In 1999 Jim was invited as visiting professor at Curtin University of Technology, Perth Australia. It is the largest university in Western Australia, with an enrollment of 24,000 students and 200 doctoral students in science education. In collaboration with the director of the Science and Mathematics Education Centre, Jim investigated how middle-school students’ perception of the classroom environment impacts upon their learning.

During his 38 years of teaching at Miami, Jim served for many years as chief adviser for the physics department, and premedical adviser for the College. Jim was an avid runner, enjoyed travel and sports, and judged the Cincinnati International Wine Festival for 16 years. He cherished the many longtime friendships he developed while living in Oxford.
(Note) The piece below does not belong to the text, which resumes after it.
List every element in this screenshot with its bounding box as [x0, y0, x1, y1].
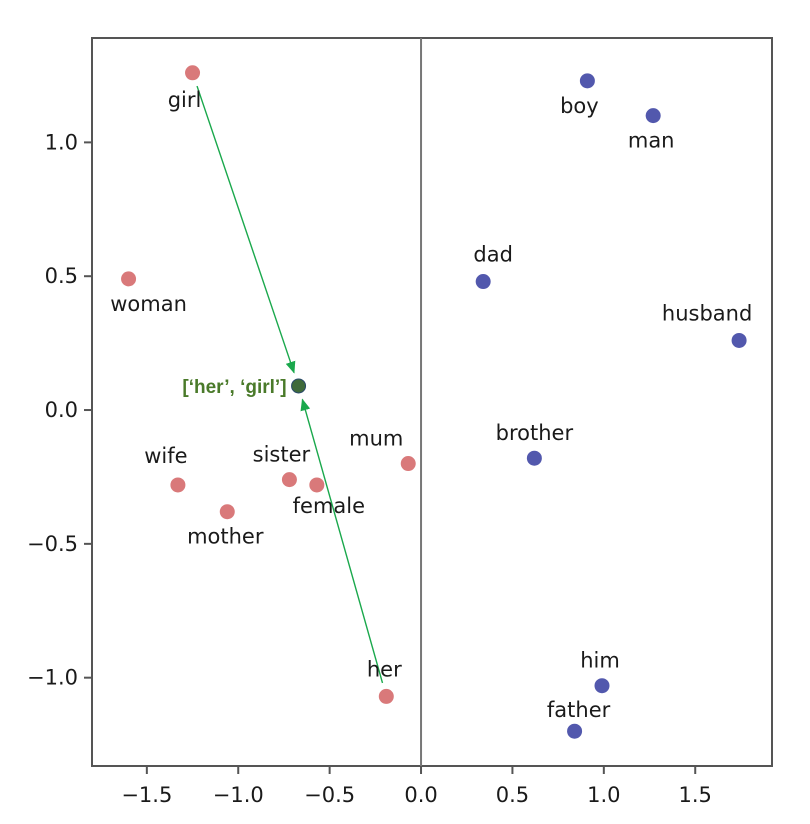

He was a member of Faith Lutheran Church of Oxford and the Miami Men’s Club. Special to Jim were his friendships fostered at Miami as a member of Delta Upsilon, Phi Beta Kappa, Sigma Xi, and NROTC.
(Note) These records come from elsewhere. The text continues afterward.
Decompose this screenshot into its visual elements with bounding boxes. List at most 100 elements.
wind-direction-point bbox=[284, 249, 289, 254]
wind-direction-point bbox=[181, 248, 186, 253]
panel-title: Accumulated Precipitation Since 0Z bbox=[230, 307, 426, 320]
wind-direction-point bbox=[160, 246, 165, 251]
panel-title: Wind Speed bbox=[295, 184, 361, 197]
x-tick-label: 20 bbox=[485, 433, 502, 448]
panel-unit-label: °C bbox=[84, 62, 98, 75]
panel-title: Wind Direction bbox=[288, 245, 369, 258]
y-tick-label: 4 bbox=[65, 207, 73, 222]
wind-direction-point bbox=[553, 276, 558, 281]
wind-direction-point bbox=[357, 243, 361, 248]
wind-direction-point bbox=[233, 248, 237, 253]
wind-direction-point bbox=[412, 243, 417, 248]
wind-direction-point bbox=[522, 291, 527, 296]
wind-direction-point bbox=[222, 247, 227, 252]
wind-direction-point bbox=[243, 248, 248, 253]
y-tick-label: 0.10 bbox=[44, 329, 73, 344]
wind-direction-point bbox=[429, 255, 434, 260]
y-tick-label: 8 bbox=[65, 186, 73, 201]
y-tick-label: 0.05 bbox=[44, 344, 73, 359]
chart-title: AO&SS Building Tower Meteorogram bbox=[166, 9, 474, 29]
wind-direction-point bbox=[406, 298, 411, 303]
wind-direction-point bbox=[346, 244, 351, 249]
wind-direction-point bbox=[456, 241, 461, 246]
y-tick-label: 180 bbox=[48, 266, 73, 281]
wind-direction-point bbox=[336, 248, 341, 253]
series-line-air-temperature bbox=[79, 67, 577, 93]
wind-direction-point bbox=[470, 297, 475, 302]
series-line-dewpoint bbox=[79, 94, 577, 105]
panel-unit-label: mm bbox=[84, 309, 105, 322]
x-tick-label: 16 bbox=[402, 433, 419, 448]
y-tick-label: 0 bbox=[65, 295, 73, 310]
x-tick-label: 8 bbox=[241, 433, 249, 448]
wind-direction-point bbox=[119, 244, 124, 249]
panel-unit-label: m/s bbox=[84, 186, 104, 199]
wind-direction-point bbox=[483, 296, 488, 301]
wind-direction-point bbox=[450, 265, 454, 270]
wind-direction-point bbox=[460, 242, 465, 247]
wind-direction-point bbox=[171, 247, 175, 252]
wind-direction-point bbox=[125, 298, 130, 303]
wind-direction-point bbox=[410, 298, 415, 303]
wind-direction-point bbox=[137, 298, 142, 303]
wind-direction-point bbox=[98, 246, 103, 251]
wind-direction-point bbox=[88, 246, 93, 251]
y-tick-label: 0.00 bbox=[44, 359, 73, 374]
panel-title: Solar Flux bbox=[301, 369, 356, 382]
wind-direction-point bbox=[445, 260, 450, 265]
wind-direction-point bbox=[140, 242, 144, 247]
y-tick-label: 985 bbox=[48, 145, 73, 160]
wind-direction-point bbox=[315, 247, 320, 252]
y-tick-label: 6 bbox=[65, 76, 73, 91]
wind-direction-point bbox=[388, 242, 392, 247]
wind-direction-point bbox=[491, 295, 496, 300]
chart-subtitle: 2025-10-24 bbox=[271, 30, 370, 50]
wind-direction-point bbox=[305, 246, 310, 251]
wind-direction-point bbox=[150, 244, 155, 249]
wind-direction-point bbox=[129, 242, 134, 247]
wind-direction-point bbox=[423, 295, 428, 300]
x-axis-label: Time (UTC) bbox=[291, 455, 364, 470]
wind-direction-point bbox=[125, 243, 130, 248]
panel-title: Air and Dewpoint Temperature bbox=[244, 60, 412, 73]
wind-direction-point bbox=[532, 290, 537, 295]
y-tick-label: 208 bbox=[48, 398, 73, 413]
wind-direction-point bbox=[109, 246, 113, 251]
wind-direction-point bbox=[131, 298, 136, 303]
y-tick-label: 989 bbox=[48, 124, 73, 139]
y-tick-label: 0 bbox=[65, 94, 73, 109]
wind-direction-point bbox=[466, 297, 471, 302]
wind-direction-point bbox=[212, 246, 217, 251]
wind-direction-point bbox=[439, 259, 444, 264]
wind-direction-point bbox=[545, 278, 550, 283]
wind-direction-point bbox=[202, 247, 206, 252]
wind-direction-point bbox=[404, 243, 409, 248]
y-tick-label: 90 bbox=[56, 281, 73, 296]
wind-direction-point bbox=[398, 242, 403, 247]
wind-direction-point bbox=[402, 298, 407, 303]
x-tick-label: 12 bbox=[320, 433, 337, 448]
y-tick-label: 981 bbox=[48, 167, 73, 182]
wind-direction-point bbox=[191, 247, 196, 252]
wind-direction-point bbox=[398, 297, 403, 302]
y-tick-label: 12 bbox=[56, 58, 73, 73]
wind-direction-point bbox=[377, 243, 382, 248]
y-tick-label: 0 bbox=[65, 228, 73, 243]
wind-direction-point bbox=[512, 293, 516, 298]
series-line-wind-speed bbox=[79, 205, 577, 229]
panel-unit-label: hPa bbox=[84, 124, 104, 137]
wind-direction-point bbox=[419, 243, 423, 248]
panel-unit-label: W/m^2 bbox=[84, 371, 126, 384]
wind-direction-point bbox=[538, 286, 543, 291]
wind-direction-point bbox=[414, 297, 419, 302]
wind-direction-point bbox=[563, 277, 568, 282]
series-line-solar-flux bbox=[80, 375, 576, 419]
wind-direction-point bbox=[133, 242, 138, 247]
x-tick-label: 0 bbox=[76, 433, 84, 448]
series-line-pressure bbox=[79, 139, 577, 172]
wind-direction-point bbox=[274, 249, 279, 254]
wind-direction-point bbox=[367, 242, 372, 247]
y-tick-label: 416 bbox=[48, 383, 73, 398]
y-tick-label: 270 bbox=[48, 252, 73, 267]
What Jim loved most was spending time with his family, especially on the Outer Banks of North Carolina. He was forever devoted to his family, showing unconditional love and leading by example. He will be missed by his wife, Alice, with whom he shared his life and loved for 51 years, as well as three children: Michael (Karen) Poth, Betsy (Sam) Stewart, Amy Poth, and seven grandchildren, who were adored by their Pap.

We all miss him.

Respectfully submitted by Glenn M. Julian, T. William Houk, Jane Butler Kahle, Beverley A. P. Taylor, Gene E. Willeke.